Title : Personalized and precision oncology via integrating genomics, pathology-related modeling, and IT-assisted approaches to prevent, treat, and cure cancer and its complications
Abstract:
Individualizing patient treatment is a core objective of the medical field. Meanwhile, the inherent variability of cancer illustrating the molecular differences between tumors, securing the linkages of those differences to an effective drug and resulting in immense patient benefits, lends itself to the growing field of PPM. Personalized cancer treatment in particular stands to highly benefit from PPM therapies, since extensive variability between tumors presents a need to target each case in a personalized manner.
At this point, personalized cancer therapy is considered to be a treatment strategy centered on the ability to predict which patients are more likely to respond to specific cancer therapies. This approach is founded upon the idea that cancer biomarkers are associated with patient prognosis and tumor response to therapy. And personalized tumor molecular profiles (tumor biomarkers can be OMICS-profiles that predict therapy response.), tumor disease site and other patient characteristics are then potentially used for determining optimum individualized therapy options.
Recent advances in systems biology and cancer pathology have tremendously affected the practice of pathology, gradually transforming it from a morphology-based into a precise molecular-based cancer-related discipline. The improvement of methodology for genomic testing has made it one of the cornerstones of PPM-related cancer medicine (PPO). Various genomic analyses of human cancers are being incorporated into diagnostic and decision-making algorithms of the precision cancer pathology.
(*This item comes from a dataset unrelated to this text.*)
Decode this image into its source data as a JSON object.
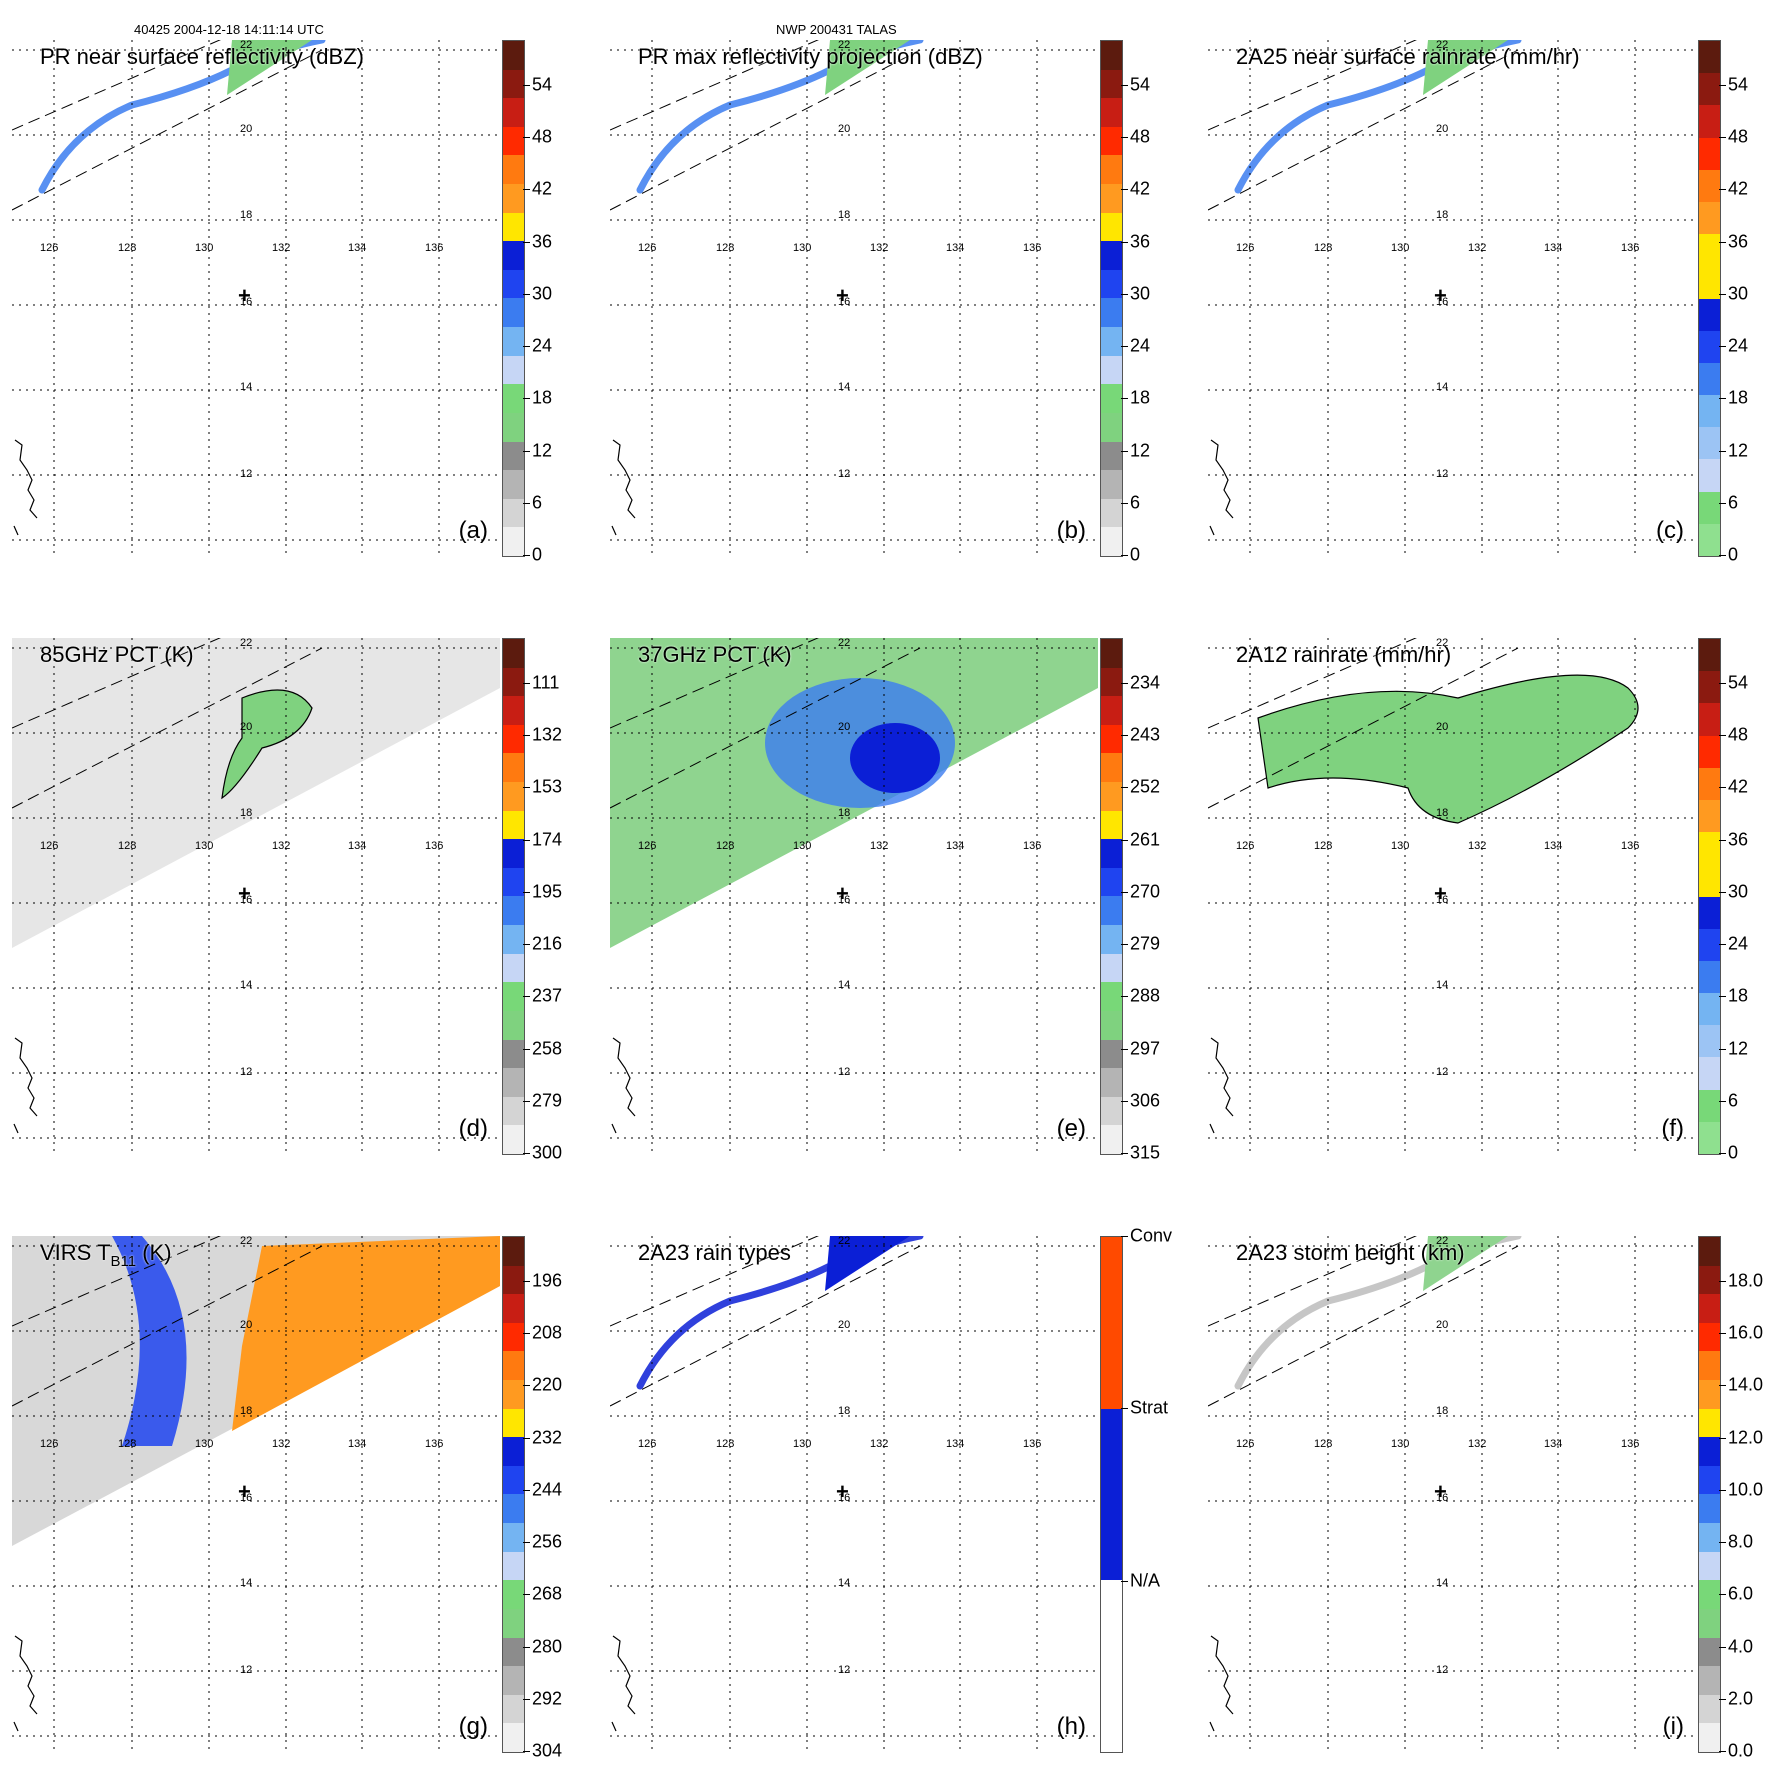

In this context, most of advances in PPM-guided cancer management are associated with patient care and treatment, including development of new or more precise individual therapies and genome-driven diagnostics, which had implicated in better outcomes and extended survivals, mostly due to personalized approaches for each tumor, cancer patient and pre-cancer person-at-risk into the PPM era. In order to be effective and successful, PPM-guided approach as applicable to clinical oncology practice assumes the integration of several areas of interdisciplinary knowledge and advanced technologies focused on patient’s characteristics and specific healthy needs, including OMICS sciences, bioinformatics, biomarkers, digital health, data science & sharing, and data bioanalytics. In this context, the implementation of translational studies based on liquid biopsy and organoids or xenografts to evaluate molecular changes due to clonal pressure generated due to the use of target agents or tumor heterogeneity would help in the detection of mechanisms of resistance, suggesting the possibility for novel combinations. Precision pathology has therefore become fundamental not only to inform on tumor diagnosis and prognosis but also to drive therapeutic decisions in daily practice.
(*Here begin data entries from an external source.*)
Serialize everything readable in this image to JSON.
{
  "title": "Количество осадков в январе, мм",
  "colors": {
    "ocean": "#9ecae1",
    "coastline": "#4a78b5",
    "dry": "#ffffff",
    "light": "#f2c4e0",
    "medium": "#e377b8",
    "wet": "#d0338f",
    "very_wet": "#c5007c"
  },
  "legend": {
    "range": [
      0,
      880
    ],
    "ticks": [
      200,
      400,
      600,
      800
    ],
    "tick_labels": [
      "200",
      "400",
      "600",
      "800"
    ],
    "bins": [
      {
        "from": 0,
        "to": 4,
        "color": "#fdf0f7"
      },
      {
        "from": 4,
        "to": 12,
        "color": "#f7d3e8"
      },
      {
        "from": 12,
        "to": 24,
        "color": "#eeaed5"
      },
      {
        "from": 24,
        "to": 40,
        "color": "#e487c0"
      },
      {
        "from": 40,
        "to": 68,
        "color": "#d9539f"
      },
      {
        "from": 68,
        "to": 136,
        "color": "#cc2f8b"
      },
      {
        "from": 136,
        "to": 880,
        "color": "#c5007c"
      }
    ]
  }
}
Providing functional PPM to cancer patients in real life is very challenging. Biodesign-driven translational research has revolutionized how we develop new treatments for cancer patients. This shift in perspective, in which attention is focused on the specific molecular alterations of the tumor, has opened the door to personalized treatment. This situation is reflected in the increasing number of basket trials selecting specific molecular targets. But the complexity of cancer cells enriched with concomitant molecular alterations complicates identification of the driver. Moreover, tumor heterogeneity could be responsible for the lack of benefit when targeted agents are used. And thus the fusion of the above-mentioned strategies has created a new dimension for PPM-guided cancer therapy. This entails the development of next generation cancer targeted drugs (for therapeutic applications) and individualized cancer vaccines (for preventive purposes). The latter is becoming crucial for personalized & precision cancer therapy since the molecular heterogeneity of cancer, and the complex interaction of cancer, tumor microenvironment and immune cells, require sophisticated combinatorial genotypic and phenotypic testing in order to answer a broad scope of important questions for new cancer-related targeted agent discovery, preclinical and clinical development. So, PPM calls for a transdisciplinary approach, and considerations for how best to develop innovation frameworks to support safe and effective deployment of the new enabling diagnostic and therapeutic technologies in clinical oncology!